Belle Prairie Township is a township in Morrison County, Minnesota, United States. The population was 1,647 at the 2000 census.

Belle Prairie Township was organized in 1858. Belle Prairie is a name derived from French meaning "beautiful prairie".

Our Lady of the Angels Academy, located in the township, was added to the National Register of Historic Places in 2005.

==Geography==
According to the United States Census Bureau, the township has a total area of 117.9 km2, of which 115.2 km2 is land and 2.6 km2 (2.24%) is water.

Minnesota State Highway 371 serves as a main route in the township.

==Demographics==
As of the census of 2000, there were 1,647 people, 590 households, and 483 families residing in the township. The population density was 14.3 /km2. There were 603 housing units at an average density of 5.2 /km2. The racial makeup of the township was 98.91% White, 0.36% African American, 0.12% Native American, 0.18% Asian, 0.06% from other races, and 0.36% from two or more races.

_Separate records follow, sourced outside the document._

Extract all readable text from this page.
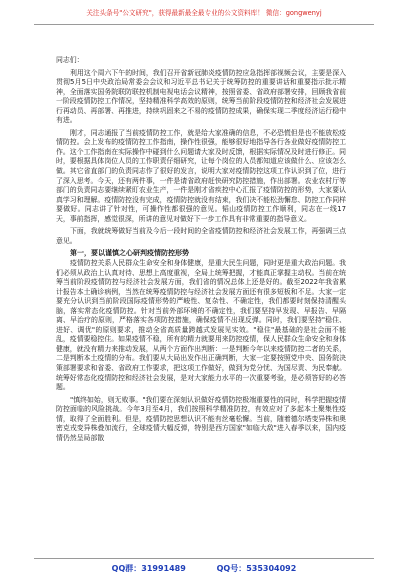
关注头条号"公文研究"，获得最新最全最专业的公文资料库！ 微信：gongwenyj

同志们：

利用这个周六下午的时间，我们召开省新冠肺炎疫情防控应急指挥部视频会议，主要是深入贯彻5月5日中央政治局常委会会议和习近平总书记关于统筹防控的重要讲话和重要指示批示精神，全面落实国务院联防联控机制电视电话会议精神，按照省委、省政府部署安排，回顾我省前一阶段疫情防控工作情况，坚持精准科学高效的原则，统筹当前阶段疫情防控和经济社会发展进行再动员、再部署、再推进，持续巩固来之不易的疫情防控成果，确保实现二季度经济运行稳中有进。

刚才，同志通报了当前疫情防控工作，就是给大家准确的信息，不必恐慌但是也不能放松疫情防控。会上发布的疫情防控工作指南，操作性很强，能够很好地指导各行各业做好疫情防控工作。这个工作指南在实际操作中碰到什么问题请大家及时反馈，根据实际情况及时进行修正。同时，要根据具体岗位人员的工作职责仔细研究，让每个岗位的人员都知道应该做什么、应该怎么做。其它省直部门的负责同志作了很好的发言，说明大家对疫情防控这项工作认识到了位，进行了深入思考。今天，还有两件事，一件是请省政府赶快研究防控措施，作出部署。农业农村厅等部门的负责同志要继续紧盯农业生产，一件是刚才省疾控中心汇报了疫情防控的形势，大家要认真学习和理解。疫情防控没有完成，疫情防控就没有结束，我们决不能松劲懈怠、防控工作同样要做好。同志讲了针对性，可操作性都很强的意见。韬山疫情防控工作顺利，同志在一线17天，事前指挥，感觉很深，所讲的意见对做好下一步工作具有非常重要的指导意义。

下面，我就统筹做好当前及今后一段时间的全省疫情防控和经济社会发展工作，再强调三点意见。

第一，要以谨慎之心研判疫情防控形势

疫情防控关系人民群众生命安全和身体健康，是重大民生问题，同时更是重大政治问题。我们必须从政治上认真对待、思想上高度重视，全局上统筹把握，才能真正掌握主动权。当前在统筹当前阶段疫情防控与经济社会发展方面，我们省的情况总体上还是好的。截至2022年我省累计报告本土确诊病例，当然在统筹疫情防控与经济社会发展方面还有很多短板和不足。大家一定要充分认识到当前阶段国际疫情形势的严峻性、复杂性、不确定性，我们都要时刻保持清醒头脑，落实常态化疫情防控。针对当前外部环境的不确定性，我们要坚持早发现、早报告、早隔离、早治疗的原则，严格落实各项防控措施，确保疫情不出现反弹。同时，我们要坚持"稳住、进好、调优"的原则要求，推动全省高质量跨越式发展见实效。"稳住"最基础的是社会面不能乱，疫情要稳控住。如果疫情不稳，所有的精力就要用来防控疫情，保人民群众生命安全和身体健康，就没有精力来推动发展，从两个方面作出判断：一是判断今年以来疫情防控二者的关系，二是判断本土疫情的分布。我们要从大局出发作出正确判断，大家一定要按照党中央、国务院决策部署要求和省委、省政府工作要求，把这项工作做好，做到为党分忧、为国尽责、为民奉献。统筹好常态化疫情防控和经济社会发展，是对大家能力水平的一次重要考验，是必须答好的必答题。

"慎终如始，则无败事。"我们要在深刻认识做好疫情防控极端重要性的同时，科学把握疫情防控面临的风险挑战。今年3月至4月，我们按照科学精准防控，有效应对了多起本土聚集性疫情，取得了全面胜利。但是，疫情防控思想认识不能有丝毫松懈。当前，随着德尔塔变异株和奥密克戎变异株叠加流行，全球疫情大幅反弹，特别是西方国家"如临大敌"进入春季以来，国内疫情仍然呈局部散

QQ群：31991489	QQ号：535304092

Hispanic or Latino of any race were 0.36% of the population.

There were 590 households, out of which 38.5% had children under the age of 18 living with them, 72.4% were married couples living together, 4.9% had a female householder with no husband present, and 18.0% were non-families. 15.8% of all households were made up of individuals, and 6.3% had someone living alone who was 65 years of age or older. The average household size was 2.79 and the average family size was 3.10.

In the township the population was spread out, with 29.8% under the age of 18, 5.0% from 18 to 24, 25.1% from 25 to 44, 27.2% from 45 to 64, and 12.9% who were 65 years of age or older. The median age was 39 years. For every 100 females, there were 102.8 males. For every 100 females age 18 and over, there were 100.2 males.

The median income for a household in the township was $50,156, and the median income for a family was $56,797. Males had a median income of $38,073 versus $26,250 for females. The per capita income for the township was $21,809. About 2.9% of families and 4.7% of the population were below the poverty line, including 6.2% of those under age 18 and 6.9% of those age 65 or over.